Bij beschikking van de rechtbank Dordrecht van 24 januari 1996 is tussen hen
de echtscheiding uitgesproken. Daarbij is aan de vrouw ten laste van de man
geen alimentatie toegekend.
Tevens is bepaald dat het ouderlijk gezag over de minderjarige A, geboren op
20 februari 1986 toekomt aan de vrouw en het ouderlijk gezag over de
minderjarige J, geboren op 16 april 1982 toekomt aan de man en is de man
veroordeeld tot een alimentatie voor A van ƒ 250 per maand, vermeerderd zoals
in de beschikking is aangegeven.

De vrouw is tijdig in hoger beroep gekomen en heeft verzocht de beschikking
te vernietigen voor zover daarin vastgestelde alimentatie voor de bij haar
wonende minderjarige en de afwijzing van haar verzoek tot alimentatie voor
haarzelf. Zij heeft verzocht te bepalen dat de man aan haar een alimentatie
zal betalen van ƒ 500 per maand en voor de minderjarige eveneens een bedrag
van ƒ 500 per maand.

De man heeft tijdig een verweerschrift ingediend en verzocht de beschikking
te bekrachtigen zonodig onder verbetering van gronden.

Op 26 april 1996 is de zaak mondeling behandeld.

Beoordeling van de zaak in het hoger beroep

Het hof gaat van de volgende gegevens uit
(bedragen op hele guldens afgerond):

1. De vrouw, 33 jaar oud, part-time werkzaam in een slagerij en ontvangt een
salaris van ƒ 1160 bruto per maand. De minderjarige zoon is gedurende vier
dagen per week na schooltijd onder behandeling bij de Roddaert Stichting te
Dordrecht. De daaraan verbonden kosten bedragen ƒ 82,50 per maand. Daarbij
komen nog de reiskosten.

2. De behoefte aan een alimentatie van de minderjarige staat als niet
bestreden vast met betrekking tot de behoefte van de vrouw is de man van
oordeel dat de vrouw het aantal arbeidsuren zou kunnen uitbreiden waardoor
zij geheel in eigen levensonderhoud kan voorzien.

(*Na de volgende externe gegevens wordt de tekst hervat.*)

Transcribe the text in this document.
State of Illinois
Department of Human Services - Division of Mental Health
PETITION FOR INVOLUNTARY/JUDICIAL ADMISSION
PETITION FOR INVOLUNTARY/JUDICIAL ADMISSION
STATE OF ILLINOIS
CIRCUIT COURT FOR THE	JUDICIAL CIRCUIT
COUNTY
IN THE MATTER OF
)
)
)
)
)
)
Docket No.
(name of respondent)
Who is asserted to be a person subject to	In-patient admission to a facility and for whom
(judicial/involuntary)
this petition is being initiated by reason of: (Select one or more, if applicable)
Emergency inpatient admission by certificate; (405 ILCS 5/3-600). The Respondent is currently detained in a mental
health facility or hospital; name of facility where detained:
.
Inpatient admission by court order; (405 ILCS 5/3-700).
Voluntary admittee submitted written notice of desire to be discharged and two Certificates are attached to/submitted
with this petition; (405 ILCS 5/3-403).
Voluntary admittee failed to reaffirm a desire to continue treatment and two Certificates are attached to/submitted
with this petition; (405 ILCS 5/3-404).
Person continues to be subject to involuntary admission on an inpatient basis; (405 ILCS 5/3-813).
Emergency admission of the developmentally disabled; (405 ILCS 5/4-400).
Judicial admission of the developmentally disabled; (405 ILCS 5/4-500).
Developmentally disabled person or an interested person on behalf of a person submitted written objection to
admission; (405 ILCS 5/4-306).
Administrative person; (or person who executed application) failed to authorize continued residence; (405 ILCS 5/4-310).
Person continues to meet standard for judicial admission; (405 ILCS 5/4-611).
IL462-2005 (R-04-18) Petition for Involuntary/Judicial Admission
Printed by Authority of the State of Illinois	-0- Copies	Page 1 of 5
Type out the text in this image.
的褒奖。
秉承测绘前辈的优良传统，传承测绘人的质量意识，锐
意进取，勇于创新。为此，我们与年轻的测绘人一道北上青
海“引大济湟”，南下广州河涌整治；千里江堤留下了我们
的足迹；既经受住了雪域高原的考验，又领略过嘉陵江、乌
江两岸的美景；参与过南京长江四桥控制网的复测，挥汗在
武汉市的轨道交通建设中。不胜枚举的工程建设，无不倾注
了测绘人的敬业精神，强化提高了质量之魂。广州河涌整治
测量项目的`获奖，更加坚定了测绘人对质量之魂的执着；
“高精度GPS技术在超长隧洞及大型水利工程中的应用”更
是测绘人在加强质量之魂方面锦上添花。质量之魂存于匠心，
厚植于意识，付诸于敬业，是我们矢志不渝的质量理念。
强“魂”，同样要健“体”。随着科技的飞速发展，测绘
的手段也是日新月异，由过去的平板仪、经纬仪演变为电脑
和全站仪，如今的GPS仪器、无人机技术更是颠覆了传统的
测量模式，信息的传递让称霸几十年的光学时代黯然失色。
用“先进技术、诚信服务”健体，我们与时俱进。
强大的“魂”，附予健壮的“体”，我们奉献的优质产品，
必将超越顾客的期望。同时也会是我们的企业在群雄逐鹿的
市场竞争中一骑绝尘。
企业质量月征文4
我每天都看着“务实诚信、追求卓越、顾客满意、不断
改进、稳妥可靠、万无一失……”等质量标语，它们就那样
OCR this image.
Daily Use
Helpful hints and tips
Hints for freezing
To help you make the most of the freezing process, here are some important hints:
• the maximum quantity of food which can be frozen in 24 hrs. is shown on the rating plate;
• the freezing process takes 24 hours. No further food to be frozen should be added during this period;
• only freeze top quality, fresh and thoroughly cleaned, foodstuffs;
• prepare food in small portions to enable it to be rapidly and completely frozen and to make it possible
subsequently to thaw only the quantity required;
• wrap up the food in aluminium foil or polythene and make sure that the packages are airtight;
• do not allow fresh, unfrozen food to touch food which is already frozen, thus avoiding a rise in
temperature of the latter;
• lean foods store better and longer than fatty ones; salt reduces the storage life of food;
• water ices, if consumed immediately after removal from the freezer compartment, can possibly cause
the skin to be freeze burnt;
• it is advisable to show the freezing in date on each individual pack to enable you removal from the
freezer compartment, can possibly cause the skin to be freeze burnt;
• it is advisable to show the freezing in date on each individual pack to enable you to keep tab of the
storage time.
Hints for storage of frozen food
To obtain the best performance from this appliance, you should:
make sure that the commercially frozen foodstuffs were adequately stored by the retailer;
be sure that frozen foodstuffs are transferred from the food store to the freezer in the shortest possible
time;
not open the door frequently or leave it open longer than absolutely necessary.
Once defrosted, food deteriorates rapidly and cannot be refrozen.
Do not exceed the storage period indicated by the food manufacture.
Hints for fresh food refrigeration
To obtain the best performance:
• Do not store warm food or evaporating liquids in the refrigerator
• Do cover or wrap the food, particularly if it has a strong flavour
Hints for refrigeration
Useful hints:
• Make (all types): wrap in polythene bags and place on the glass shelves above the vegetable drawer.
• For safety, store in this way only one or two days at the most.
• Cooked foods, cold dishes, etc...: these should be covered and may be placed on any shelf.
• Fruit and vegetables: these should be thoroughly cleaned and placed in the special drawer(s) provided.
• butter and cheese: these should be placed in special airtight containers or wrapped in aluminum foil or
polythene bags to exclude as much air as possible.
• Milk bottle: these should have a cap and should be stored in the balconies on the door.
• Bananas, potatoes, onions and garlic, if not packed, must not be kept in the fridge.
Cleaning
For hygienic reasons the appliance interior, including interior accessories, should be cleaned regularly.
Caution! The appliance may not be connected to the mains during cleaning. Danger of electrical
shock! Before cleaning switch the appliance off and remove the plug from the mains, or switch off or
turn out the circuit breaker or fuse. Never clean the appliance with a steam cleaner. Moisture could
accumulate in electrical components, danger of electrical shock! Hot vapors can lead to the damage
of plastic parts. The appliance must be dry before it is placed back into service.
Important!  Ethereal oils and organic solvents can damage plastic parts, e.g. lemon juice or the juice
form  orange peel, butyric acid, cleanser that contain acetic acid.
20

3. Met betrekking tot de draagkracht van de man, 38 jaar oud, gaat het hof
uit van een bruto maandsalaris van ƒ 6028.
Geen rekening zal worden gehouden met de inkomsten uit wachtgeld van zijn
partner aangezien zij maar tot en met juli 1996 wachtgeld zal ontvangen en
daarna geheel ten laste van de man zal komen en zij van dat bedrag een schuld
aflost van ƒ 300 per maand.

Voor rekening van de man komen per maand ƒ 1522 aan hypotheeklasten, ƒ 213
aan aflossing en levensverzekering, ƒ 150 aan eigenaarslasten en aan premie
ziektekostenverzekering voor hemzelf de minderjarige dochter van de partijen
en zijn partner ƒ 273 alsmede een eigen risico van ƒ 125 per maand. Aan rente
en aflossing op een schuld die nog uit het huwelijk stamt betaalt de man ƒ
488 per maand, Het Hof zal met een bedrag van ƒ 400 per maand – het
maandbedrag bij het uiteengaan van de partijen- rekening houden. Voorts
berekent de man een bedrag van ƒ 68 per maand aan kosten omgang met A. Geen
rekening zal worden gehouden met de premie voor een levensverzekering bij de
RVS, die de partijen in het begin van hun huwelijk hebben afgesloten, nu de
waarde van deze verzekering bij de boedelverdeling verrekend zal worden.

Het hof gaat uit van de norm voor een echtpaar.
Uit dit alles volgt dat er een draagkrachtruimte is van ƒ 500 per maand. Nu
de partijen ter zitting hebben verklaard de beschikbare ruimte in de eerste
plaats geheel ten goede te laten komen aan de minderjarige zal het hof de
alimentatie voor A op ƒ 500 per maand bepalen.

4. Het hof merkt hierbij nog op dat de man aan zijn partner dezelfde eisen
mag stellen als die hij aan de vrouw stelt, namelijk dat zij zal moeten
proberen in eigen levensonderhoud te voorzien. Niet aannemelijk is dat de
partner, die een opleiding tot leraar van een basisschool heeft genoten, niet
meer aan de slag kan komen, al was het maar als invalkracht of anderszins.
Door aan het arbeidsproces deel te nemen zou zij in ieder geval de schuld die
zij heeft zelf kunnen blijven aflossen.

5. Het bovenstaande brengt mee dat de bestreden beslissing moet worden
vernietigd.

Beslissing van de zaak in hoger beroep

Het Hof:

vernietigt de beschikking van de rechtbank te Dordrecht van 24 januari 1996,
voor zover aan het oordeel van het hof onderworpen, en in zoverre opnieuw
beschikkende:

bepaalt de door de man aan de minderjarige A te betalen alimentatie met
ingang van de datum waarop de vrouw alleen het gezag over de minderjarige
uitoefent op ƒ 500 per maand, wat de na heden te verschijnen termijnen
betreft bij vooruitbetaling te voldoen, te vermeerderen met iedere uitkering
die hem op grond van geldende wetten of regelingen ten behoeve van deze
minderjarige kan of zal worden verleend;

wijst af het meer of anders verzochte.